- Genre: Comedy Fantasy
- Based on: It's a Wonderful Life
- Screenplay by: Lorne Cameron
- Directed by: Eric Till
- Starring: Robert Carradine Kate Trotter
- Music by: Louis Natale Charles T. Cozens
- Countries of origin: United States Canada New Zealand
- Original language: English

Production
- Executive producers: Terry Botwick Michael MacMillian Harry Young
- Producer: Mary Kahn
- Production location: Toronto
- Cinematography: Glen MacPherson
- Editor: Bruce Lange
- Running time: 87 minutes
- Production companies: Atlantis Films The Family Channel NorthStar Entertainment Group South Pacific Pictures Television New Zealand

Original release
- Network: The Family Channel
- Release: November 24, 1990

= Clarence (1990 film) =

1990 television film directed by Eric Till

Clarence is a 1990 made-for-television film directed by Eric Till. It is a spin-off of the 1946 film It's a Wonderful Life following the character of Clarence Odbody from that film. The film premiered on The Family Channel on November 24, 1990.

==Plot==
Clarence Odbody has gotten younger since earning his wings after helping George Bailey back in 1946. He had an unspecified problem with his last assignment to help someone, and he would prefer to stay in heaven working on clocks. He only agrees to return to Earth because the widow of a new angel is considering suicide. The fellow angel (Richard Fitzpatrick) was a computer expert who died before he could perfect a voice-activated computer cartoon that is part of his educational computer games that teach kindness.
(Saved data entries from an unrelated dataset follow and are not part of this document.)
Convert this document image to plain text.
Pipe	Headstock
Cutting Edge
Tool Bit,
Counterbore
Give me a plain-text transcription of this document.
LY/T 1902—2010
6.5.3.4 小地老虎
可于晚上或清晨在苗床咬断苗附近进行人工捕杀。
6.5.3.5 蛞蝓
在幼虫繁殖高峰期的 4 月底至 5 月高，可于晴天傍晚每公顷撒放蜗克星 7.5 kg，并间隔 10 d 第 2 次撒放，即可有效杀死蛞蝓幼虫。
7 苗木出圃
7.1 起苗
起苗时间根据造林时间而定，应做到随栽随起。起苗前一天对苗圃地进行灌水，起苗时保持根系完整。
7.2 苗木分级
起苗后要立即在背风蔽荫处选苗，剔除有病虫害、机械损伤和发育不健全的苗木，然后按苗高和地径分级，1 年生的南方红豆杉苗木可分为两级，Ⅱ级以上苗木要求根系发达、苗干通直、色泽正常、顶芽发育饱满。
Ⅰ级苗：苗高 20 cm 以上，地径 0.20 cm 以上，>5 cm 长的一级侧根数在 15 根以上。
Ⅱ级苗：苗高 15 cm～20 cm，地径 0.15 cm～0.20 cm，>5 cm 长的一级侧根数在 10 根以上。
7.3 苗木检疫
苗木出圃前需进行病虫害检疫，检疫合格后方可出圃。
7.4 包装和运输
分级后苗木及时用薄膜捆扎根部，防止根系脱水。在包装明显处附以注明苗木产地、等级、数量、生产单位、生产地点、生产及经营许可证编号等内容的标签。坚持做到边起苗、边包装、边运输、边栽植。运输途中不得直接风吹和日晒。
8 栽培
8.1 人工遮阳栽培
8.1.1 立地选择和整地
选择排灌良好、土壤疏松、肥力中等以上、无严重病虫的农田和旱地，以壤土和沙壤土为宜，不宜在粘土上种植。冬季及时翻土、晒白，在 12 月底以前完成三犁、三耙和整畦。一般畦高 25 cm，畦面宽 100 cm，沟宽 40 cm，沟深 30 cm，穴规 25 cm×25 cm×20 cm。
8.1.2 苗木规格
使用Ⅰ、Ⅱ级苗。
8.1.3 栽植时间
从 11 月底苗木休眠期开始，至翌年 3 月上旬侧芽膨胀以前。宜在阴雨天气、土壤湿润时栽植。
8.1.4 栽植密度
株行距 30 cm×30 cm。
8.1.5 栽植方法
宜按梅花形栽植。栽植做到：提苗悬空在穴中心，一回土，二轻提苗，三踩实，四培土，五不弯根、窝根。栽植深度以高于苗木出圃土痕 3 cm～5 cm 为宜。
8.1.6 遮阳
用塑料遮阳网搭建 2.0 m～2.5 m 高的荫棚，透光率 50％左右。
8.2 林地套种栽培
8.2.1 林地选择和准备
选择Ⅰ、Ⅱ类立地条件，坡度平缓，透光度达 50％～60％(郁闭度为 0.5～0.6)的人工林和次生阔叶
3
The new angel's widow, Rachel, (Kate Trotter) is raising two children, trying to improve her husband’s invention, and keep the family company solvent while dealing with a greedy man (Louis Del Grande) who wants to buy the company and use its technology to create violent children’s games. Clarence is constantly monitored by a recording angel and is forbidden to tell anyone he is an angel. If he does not succeed in helping Rachel, he will not be able to return to heaven.

==Release==
The film was made for TV and did not have a theatrical release. It was first broadcast on The Family Channel on November 24, 1990.